И в самом деле за дверью слышалось шарканье и какой-то шорох.

Не стал он тогда ломиться в дверь, но до самого утра его мучили сомнения. Вернулся Москаленко лишь к рассвету и, прежде чем лечь, долго сидел, прислонившись плечом к стойке. А утром ни Кузенко, ни этажный старшина Харитон не трогали его, хотя ему, как «ходячему», в тот раз полагалось бы стоять во время поверки в строю. И баланды в котелке у Петра в тот раз было побольше, чем у него. Подсел Лузгин тогда узнать, куда это он ночью уходил, но тот даже не взглянул на него, будто вопрос этот касался кого-то другого.
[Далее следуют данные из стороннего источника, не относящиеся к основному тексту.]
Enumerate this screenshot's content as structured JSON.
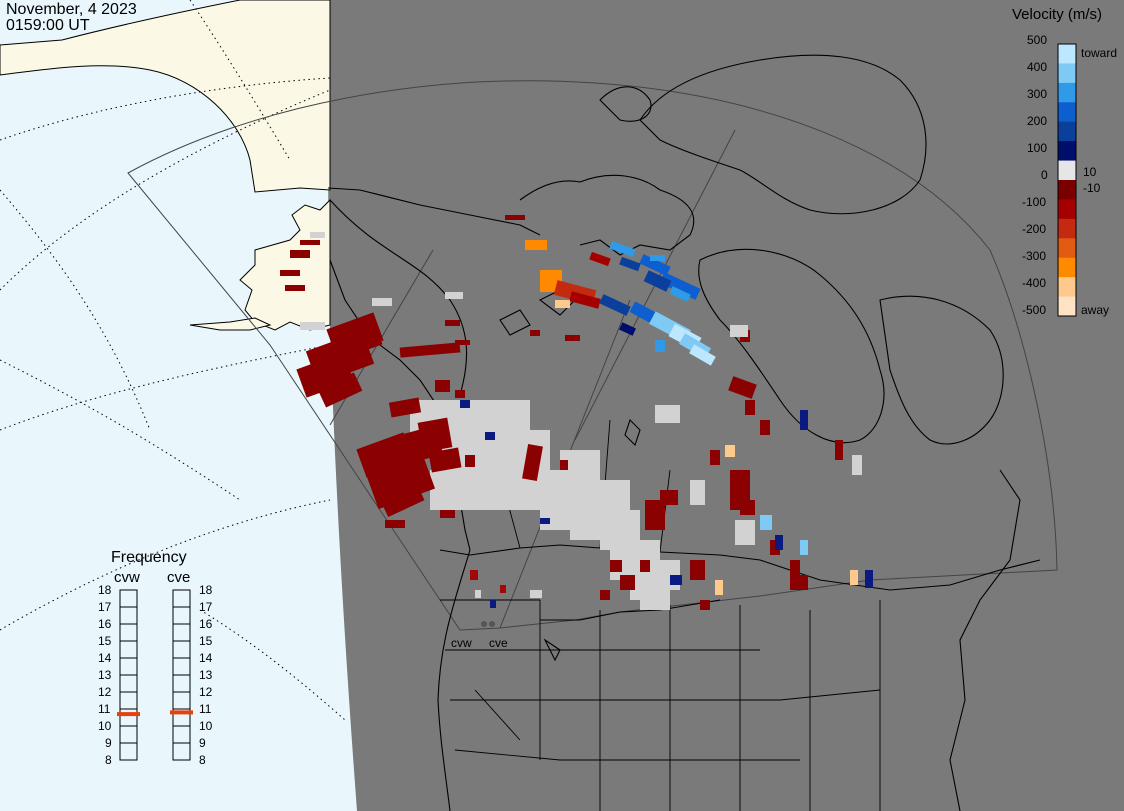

На шершавом лице Петра не было заметно тревоги, лишь губы брезгливо искривились, когда вынул изо рта конский волос, попавшийся в баланде.

«Вот гады, что делают! — выругался он и взглянул на Лузгина, словно впервые увидел. — Котелок бы тому на голову…»

Вскоре Лузгин забыл про этот случай, однако теперь, видя, как рабочие роют землю, память всколыхнула многие удивительные подробности. Ему вдруг захотелось с кем-то поделиться своей наблюдательностью, но с кем? Взглянув на серое, напряженное лицо Липскарева, поежился. Он почему-то побаивался этого резковатого, со скрипучим голосом «костыльника». Такие люди, по мнению Лузгина, всегда руководят — спрашивают, требуют, судят, подчиняют. За ними чувствовалась какая-то сила. Вот и сейчас в глазах Липскарева было такое, что Лузгин не решился на разговор с ним и отошел, не видя ничего, не замечая ни встречных, ни стоявших у дверей. В коридоре кто-то уступил ему дорогу, кто-то открыл дверь на лестницу. И вдруг Лузгин ощутил в себе какое-то беспокойство. Оглянулся — ему показалось, будто кто-то тихонько позвал, — и вышел на лестничную площадку. Но там — никого. Спустился к дверям, и тут из-под лестницы неожиданно кто-то накинул на его голову мешок.

8

Проходя по палатам, Лопухин не мог не заметить, как резко изменилось настроение у отдельных участников подкопа. Он понимал, что с ними творится, чувствовал, что в такой ситуации ему самому надо что-то предпринять, и как можно быстрее. Но что?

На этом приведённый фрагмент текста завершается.